Cette affaire survient dans un contexte particulièrement préoccupant : un signalement, révélé par France Inter, indique que plusieurs décès et tentatives de suicide ont eu lieu depuis octobre 2025 au sein ou à proximité des services du Premier ministre.
Au centre de cette affaire se trouve une fonctionnaire du service de la correspondance, considérée comme la « victime principale » du signalement daté du 25 juin. Quatre personnes sont mises en cause dans cette affaire. Les faits rapportés suggèrent que cette fonctionnaire aurait été progressivement dépouillée de ses responsabilités, subissant des humiliations publiques et un isolement croissant, notamment en étant affectée à un bureau situé au sous-sol.
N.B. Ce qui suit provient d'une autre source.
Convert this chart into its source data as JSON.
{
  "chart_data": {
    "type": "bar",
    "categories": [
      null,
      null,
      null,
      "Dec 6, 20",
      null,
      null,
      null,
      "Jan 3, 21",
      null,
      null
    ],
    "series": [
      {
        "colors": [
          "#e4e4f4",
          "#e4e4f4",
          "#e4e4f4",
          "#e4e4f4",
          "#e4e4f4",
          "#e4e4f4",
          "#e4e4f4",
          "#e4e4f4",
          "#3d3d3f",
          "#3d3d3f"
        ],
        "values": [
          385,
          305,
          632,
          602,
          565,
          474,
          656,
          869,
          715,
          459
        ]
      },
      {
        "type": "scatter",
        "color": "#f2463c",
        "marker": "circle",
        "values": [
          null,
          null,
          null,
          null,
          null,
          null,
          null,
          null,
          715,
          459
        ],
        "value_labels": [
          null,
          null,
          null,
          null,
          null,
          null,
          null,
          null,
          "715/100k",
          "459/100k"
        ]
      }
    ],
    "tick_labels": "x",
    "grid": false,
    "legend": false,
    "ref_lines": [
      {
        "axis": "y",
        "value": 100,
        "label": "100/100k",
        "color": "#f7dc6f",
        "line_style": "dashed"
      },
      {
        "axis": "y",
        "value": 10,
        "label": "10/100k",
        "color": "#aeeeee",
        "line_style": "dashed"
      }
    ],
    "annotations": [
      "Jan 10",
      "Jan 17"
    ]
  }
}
Cette situation aurait conduit à une dégradation de son état de santé, culminant avec une tentative de suicide en avril, alors qu’elle s’apprêtait à se jeter sous un train, heureusement retenue à temps par un usager, selon son avocate, Me Christelle Mazza.
Le document soumis aux autorités ne se limite pas à ce cas. Il recense, depuis octobre 2025, deux suicides, une autre tentative de suicide, ainsi qu’une mort suspecte, après la découverte d’un agent décédé dans des toilettes. Un autre agent, du Secrétariat général du gouvernement (SGG), s’est également jeté sous un train le 26 mars. Ce dernier cas est décrit dans le signalement comme étant lié à un « contexte de souffrance au travail identifié » et dénonce des « manquements de l’employeur à son obligation de protection ». Le représentant du personnel à l’origine du signalement évoque une « situation de harcèlement moral institutionnel présumée » au sein des services du Premier ministre, une accusation qui devra être vérifiée par les investigations.
Dans son courrier accompagnant la plainte, l’avocate de la fonctionnaire établit un lien entre cette situation et l’instabilité politique générée par la dissolution de l’Assemblée nationale en juin 2024. Elle souligne que les services du Premier ministre sont devenus profondément déstabilisés depuis cette dissolution, entraînant une dégradation des conditions de travail pour le personnel administratif.